Bien que n'ayant toujours pas maté une seule minute de foot depuis le début de panem and circenses vont au stade, je suis perméable à tout ce que j'entends. Comme les exploits de cet anglais qui, mécontent d'avoir été collé voire plus au maillot par deux adversaires, aurait hier piétiné des crampons les organes reproducteurs d'un portugais. Ce qui dans la bouche d'un commentateur sur iTélé a donné "écrasé les joyeuses".

J'avais presque oublié ce mot, si rond en bouche, qui qualifie les couilles, les boules, les gonades, deux tiers du service trois pièces, les valseuses me susurre Mélie, les noix (ou les noisettes si on veut être désagréable). Les joyeuses. Merveille. Admirable vocable.
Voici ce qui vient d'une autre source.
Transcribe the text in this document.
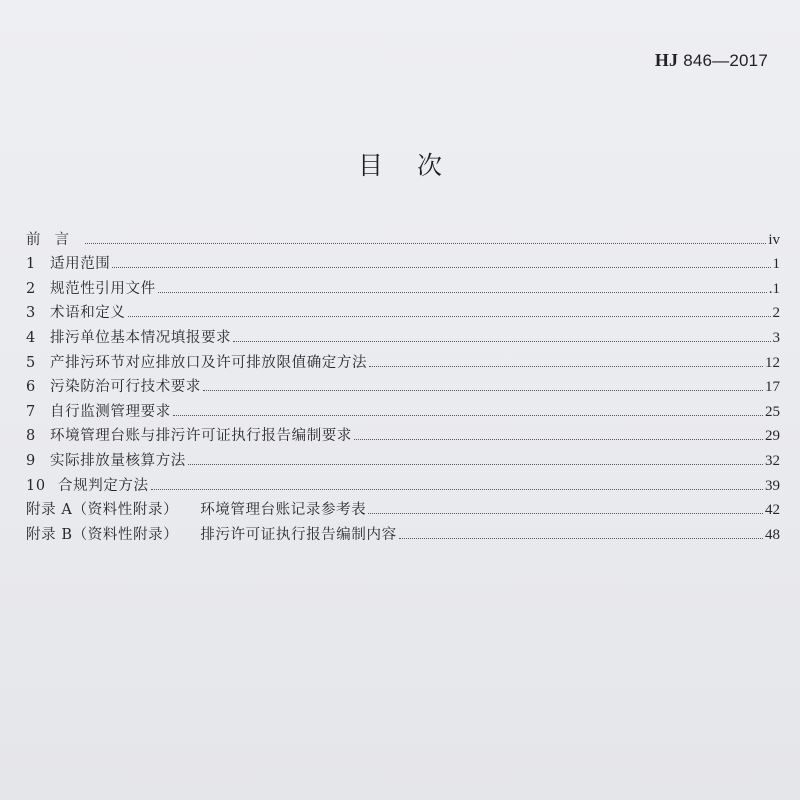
HJ 846—2017
目次
前言	iv
1 适用范围	1
2 规范性引用文件	.1
3 术语和定义	2
4 排污单位基本情况填报要求	3
5 产排污环节对应排放口及许可排放限值确定方法	12
6 污染防治可行技术要求	17
7 自行监测管理要求	25
8 环境管理台账与排污许可证执行报告编制要求	29
9 实际排放量核算方法	32
10 合规判定方法	39
附录 A（资料性附录） 环境管理台账记录参考表	42
附录 B（资料性附录） 排污许可证执行报告编制内容	48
À force de tremper dans le sm où l'on ne traite le sexe masculin que de dard glorieux, de sabre défouraillé ou de fier étendard, et où, même lorsqu'il est question de les prendre en bouche pour leur prodiguer cette infusion que les anglais appellent "teabag", jamais le mot joyeuse ne vient casser l'ambiance hiératique.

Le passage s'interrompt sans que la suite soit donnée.